Thursday, August 4, 2011

Blue Horizon boxing venue is set to become a hotel

"Plans to renovate the building into a hotel-restaurant kicked into high gear last week after the Corbett administration approved a $6 million state grant to redevelop the 146-year old site.

Mosaic Development Partners of West Philadelphia and Orens Brothers Real Estate have teamed up as developers.

Scott Orens, a partner in the firm, said he hoped the club would become a combination hotel and restaurant catering to Temple University, and the new Convention Center expansion, at 111 N. Broad Street.

"We are in the middle of delicate negotiations with a lot of different parties," he said Wednesday. "We think the proximity to Temple with very few hotel rooms available to visiting professors, families, and Temple students, and the overflow of conventioneers, makes it an attractive location.

"Anyone who wants to stay now at Temple has to stay in Center City somewhere," he said.

Orens said he did not know how many rooms and how much table setting the development would have. But construction could begin in six months, he said.

"This is something we've been working on for about three or four years," said Vernoca Michael, Blue Horizon president and CEO. "One of the things we wanted to do for 17 years was to preserve the facility, and not tear it down. These people [Mosaic and Orens] have put in place something that was very acceptable and workable."

The Blue Horizon occupies what had been three mansions built in 1865. The mansions were combined by the Loyal Order of the Moose into one large lodge in 1912.

In 1961, it was converted into the Blue Horizon boxing arena.

The multipurpose venue has a ballroom and auditorium. The property's three floors have hosted everything from weddings and concerts to comedy shows and trade shows, but boxing paid the bills. It hosted championship bouts for the USBA/IBF super-middleweight and IBC and NABC state titles and the Hispanic championships. Bernard Hopkins and Arturo Gatti were among the 50 fighters who fought there and went on to win world titles.

"You think of Yankee Stadium and Wrigley Field in baseball, the Blue Horizon is on par with those two legendary facilities in the boxing world," said Marc Abrams, boxing public relations director for the Blue Horizon from 2006 to last year. "I traveled all over the world covering fights and was around fighters, and when they heard I'm from Philadelphia, the first thing they asked me is if I've been to the Blue Horizon."

In 2005, Ring magazine called the Blue Horizon "the best place to watch a boxing match."

In June 2010, the Blue Horizon closed because of tax problems, CEO Michael said.

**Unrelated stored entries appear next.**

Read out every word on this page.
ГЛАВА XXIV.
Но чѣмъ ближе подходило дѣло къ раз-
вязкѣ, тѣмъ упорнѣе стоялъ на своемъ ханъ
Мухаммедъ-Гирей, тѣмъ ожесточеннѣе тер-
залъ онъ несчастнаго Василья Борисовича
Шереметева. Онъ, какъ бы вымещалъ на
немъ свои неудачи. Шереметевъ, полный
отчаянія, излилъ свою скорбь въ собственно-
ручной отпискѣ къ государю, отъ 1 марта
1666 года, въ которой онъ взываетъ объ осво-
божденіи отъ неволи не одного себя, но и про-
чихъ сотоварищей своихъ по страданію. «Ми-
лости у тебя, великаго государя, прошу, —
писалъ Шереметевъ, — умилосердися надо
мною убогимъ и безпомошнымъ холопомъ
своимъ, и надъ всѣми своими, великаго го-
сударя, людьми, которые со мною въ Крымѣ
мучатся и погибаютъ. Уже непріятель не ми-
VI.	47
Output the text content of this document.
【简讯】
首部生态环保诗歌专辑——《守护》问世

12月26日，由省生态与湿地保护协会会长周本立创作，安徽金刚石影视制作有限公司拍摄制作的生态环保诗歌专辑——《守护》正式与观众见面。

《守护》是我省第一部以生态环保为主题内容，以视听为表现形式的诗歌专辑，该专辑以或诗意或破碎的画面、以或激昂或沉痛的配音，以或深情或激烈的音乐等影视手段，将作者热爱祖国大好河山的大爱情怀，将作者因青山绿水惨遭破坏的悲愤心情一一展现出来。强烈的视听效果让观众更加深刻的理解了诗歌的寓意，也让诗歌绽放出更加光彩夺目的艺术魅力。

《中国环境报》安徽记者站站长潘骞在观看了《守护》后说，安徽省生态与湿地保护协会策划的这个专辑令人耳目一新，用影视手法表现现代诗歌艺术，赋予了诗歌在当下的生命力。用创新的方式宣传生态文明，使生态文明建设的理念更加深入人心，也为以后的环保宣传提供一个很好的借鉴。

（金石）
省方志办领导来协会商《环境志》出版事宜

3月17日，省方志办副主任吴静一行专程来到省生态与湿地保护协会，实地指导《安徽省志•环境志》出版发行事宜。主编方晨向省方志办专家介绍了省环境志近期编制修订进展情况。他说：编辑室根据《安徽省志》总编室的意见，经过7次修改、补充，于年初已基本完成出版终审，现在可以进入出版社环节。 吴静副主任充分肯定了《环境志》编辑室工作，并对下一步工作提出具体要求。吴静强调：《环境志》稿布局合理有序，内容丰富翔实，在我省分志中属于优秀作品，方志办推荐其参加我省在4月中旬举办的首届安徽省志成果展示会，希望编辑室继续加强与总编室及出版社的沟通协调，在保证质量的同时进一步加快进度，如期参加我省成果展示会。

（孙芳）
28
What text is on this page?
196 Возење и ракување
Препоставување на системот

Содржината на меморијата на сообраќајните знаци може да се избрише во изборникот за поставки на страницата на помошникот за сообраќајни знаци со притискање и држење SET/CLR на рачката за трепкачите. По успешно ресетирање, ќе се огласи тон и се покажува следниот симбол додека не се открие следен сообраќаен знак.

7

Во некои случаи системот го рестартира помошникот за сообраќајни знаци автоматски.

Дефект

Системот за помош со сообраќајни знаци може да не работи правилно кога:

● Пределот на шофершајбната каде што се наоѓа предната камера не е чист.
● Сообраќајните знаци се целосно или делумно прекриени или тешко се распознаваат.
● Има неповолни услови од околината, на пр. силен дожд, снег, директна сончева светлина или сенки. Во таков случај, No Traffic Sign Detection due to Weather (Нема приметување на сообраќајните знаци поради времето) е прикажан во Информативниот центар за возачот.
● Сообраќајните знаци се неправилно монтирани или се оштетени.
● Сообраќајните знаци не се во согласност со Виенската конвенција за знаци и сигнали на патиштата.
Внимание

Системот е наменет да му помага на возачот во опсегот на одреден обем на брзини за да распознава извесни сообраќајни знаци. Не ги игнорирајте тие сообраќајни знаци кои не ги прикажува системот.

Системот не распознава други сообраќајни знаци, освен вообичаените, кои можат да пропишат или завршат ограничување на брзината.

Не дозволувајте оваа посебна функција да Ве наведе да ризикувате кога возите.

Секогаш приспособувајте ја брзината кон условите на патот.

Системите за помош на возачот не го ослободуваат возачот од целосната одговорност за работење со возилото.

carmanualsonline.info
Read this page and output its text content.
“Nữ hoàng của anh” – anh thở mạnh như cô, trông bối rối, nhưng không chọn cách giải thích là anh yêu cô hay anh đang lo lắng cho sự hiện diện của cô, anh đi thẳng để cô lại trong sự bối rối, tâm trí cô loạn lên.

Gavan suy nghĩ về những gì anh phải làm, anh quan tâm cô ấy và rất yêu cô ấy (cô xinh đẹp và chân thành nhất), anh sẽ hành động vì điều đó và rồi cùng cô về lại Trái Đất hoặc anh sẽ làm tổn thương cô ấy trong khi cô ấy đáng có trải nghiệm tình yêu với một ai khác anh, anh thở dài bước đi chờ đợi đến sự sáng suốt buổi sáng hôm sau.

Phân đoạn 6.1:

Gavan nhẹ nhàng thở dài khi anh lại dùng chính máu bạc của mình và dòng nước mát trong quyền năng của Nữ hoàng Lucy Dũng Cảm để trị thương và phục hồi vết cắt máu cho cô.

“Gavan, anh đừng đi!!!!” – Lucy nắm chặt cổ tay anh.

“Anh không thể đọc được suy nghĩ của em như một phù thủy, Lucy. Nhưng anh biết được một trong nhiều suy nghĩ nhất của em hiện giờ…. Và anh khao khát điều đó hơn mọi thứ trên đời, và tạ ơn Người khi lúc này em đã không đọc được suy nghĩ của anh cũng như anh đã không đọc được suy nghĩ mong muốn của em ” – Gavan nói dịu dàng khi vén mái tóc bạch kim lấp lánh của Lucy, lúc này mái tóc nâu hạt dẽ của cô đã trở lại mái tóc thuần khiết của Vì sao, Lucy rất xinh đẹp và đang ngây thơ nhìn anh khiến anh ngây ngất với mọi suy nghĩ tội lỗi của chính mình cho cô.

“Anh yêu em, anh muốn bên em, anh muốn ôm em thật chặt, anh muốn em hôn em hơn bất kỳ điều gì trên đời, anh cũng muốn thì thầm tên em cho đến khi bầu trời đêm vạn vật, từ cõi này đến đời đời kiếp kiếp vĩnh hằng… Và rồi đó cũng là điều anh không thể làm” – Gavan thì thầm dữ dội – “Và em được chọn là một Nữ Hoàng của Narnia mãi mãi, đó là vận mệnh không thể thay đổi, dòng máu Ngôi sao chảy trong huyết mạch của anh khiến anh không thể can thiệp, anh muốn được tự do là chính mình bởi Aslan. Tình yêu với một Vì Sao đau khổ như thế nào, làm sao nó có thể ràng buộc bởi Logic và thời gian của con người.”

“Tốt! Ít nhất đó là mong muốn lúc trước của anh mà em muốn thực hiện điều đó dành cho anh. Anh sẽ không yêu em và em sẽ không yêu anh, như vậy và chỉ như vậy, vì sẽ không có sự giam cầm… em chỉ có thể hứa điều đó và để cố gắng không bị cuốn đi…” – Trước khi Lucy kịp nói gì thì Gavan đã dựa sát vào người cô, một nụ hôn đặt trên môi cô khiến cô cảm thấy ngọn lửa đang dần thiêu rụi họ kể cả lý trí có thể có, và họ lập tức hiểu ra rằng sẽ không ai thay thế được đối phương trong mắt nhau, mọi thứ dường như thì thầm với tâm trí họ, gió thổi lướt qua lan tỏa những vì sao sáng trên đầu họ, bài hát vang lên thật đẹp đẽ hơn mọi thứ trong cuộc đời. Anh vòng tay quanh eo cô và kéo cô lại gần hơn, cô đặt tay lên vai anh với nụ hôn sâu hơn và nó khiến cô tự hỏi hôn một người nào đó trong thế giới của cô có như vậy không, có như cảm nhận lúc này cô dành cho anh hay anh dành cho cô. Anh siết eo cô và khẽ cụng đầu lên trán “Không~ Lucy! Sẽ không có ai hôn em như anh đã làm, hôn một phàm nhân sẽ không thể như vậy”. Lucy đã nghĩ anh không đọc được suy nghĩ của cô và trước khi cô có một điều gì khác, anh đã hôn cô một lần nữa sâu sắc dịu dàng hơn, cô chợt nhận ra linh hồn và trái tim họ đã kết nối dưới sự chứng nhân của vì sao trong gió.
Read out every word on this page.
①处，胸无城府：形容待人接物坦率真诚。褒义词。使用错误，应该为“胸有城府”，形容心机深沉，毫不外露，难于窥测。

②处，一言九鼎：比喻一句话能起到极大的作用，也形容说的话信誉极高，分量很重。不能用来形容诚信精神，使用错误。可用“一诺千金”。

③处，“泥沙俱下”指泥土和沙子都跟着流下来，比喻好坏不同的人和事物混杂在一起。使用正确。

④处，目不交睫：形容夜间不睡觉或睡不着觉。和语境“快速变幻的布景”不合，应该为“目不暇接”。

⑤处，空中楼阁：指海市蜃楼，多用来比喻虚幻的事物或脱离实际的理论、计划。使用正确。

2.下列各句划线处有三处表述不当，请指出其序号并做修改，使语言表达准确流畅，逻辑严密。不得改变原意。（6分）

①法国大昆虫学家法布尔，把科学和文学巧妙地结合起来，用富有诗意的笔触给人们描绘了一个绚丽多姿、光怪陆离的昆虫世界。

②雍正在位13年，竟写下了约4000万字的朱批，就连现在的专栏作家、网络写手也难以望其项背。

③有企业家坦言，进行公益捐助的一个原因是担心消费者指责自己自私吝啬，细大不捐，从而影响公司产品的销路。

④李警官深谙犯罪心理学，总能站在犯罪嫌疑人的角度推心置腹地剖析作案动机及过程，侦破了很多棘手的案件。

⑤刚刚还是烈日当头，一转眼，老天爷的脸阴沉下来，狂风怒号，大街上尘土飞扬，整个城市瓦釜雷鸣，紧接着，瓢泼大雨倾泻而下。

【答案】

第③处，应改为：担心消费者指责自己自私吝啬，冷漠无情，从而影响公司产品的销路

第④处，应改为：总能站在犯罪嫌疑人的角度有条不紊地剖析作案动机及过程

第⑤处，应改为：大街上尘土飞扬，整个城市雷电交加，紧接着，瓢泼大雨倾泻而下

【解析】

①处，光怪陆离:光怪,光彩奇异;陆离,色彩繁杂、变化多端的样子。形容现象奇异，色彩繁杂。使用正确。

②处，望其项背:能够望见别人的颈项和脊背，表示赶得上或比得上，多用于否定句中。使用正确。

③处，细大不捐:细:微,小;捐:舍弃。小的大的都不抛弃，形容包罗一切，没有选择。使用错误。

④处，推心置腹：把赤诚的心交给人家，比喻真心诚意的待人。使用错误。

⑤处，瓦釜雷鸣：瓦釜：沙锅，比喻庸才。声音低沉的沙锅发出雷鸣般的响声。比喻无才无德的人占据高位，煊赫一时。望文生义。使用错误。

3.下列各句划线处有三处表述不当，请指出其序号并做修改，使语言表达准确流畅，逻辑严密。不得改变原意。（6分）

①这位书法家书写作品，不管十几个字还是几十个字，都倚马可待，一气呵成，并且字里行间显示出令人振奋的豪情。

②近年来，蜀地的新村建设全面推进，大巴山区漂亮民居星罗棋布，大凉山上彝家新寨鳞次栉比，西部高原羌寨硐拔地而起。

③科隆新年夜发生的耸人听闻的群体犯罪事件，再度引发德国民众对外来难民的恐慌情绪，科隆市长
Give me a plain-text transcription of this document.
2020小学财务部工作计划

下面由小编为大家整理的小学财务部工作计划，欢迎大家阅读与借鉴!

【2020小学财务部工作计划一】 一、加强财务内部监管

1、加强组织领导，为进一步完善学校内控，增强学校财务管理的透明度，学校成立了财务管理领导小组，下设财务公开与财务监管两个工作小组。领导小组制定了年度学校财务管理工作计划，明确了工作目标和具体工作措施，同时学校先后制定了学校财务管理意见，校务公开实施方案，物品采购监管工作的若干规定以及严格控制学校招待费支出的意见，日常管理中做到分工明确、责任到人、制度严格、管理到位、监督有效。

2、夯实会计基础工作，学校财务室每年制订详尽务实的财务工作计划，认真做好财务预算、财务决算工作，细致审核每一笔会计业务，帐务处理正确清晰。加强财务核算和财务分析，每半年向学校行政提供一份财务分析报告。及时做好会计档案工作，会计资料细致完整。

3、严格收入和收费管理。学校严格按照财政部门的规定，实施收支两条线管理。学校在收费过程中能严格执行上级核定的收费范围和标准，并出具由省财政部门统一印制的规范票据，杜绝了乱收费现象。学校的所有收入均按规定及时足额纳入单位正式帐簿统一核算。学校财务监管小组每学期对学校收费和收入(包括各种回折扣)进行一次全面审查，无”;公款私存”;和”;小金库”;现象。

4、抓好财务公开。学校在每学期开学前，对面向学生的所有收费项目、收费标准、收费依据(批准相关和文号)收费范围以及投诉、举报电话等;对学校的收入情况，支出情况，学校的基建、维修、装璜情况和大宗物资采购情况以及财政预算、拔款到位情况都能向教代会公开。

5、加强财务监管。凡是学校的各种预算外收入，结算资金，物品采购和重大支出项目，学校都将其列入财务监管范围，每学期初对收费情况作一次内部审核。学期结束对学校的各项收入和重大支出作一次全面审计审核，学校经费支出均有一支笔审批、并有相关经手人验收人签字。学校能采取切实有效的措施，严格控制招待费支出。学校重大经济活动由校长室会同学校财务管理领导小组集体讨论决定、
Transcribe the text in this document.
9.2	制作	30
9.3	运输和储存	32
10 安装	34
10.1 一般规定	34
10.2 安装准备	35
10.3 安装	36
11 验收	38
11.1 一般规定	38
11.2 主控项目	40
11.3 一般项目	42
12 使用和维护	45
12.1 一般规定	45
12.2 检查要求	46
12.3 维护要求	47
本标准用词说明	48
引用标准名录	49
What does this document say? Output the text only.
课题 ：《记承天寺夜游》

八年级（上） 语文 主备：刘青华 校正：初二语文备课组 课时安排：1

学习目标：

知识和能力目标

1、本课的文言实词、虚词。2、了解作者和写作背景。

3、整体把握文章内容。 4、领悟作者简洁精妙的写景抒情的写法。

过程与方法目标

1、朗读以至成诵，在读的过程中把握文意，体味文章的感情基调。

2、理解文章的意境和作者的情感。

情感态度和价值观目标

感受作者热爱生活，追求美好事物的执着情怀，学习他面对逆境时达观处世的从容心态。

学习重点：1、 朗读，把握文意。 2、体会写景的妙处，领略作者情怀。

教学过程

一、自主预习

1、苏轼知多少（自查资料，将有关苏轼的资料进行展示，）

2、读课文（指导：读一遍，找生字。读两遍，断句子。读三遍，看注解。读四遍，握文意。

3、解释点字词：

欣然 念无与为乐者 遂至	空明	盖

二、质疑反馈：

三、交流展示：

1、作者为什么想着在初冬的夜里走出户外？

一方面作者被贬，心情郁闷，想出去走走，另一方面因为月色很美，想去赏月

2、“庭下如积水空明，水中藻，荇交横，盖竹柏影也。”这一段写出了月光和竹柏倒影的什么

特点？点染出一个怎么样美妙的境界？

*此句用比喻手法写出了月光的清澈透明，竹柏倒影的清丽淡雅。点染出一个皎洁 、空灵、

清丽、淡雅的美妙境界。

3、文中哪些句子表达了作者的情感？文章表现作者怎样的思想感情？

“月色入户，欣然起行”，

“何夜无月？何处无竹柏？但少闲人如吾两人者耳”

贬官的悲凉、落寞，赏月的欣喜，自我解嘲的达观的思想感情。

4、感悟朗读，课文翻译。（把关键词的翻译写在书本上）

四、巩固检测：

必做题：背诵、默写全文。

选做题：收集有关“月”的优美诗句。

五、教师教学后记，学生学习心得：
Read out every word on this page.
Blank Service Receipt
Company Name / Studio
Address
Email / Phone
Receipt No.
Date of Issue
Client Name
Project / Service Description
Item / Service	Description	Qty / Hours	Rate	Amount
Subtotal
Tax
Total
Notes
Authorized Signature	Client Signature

"This will be a historic building that will be preserved and redeployed to some new use," Orens said. "It would not have happened without [the grant]."

Ed Grose, executive director of the Greater Philadelphia Hotel Association, said the new hotel "will be a great addition to further develop North Broad Street."

The Blue Horizon will join a growing list of North Broad Street projects, from Lenfest Plaza next to the Pennsylvania Academy of the Fine Arts to the State Office Building at Broad and Spring Garden Streets and several new restaurants north of Spring Garden."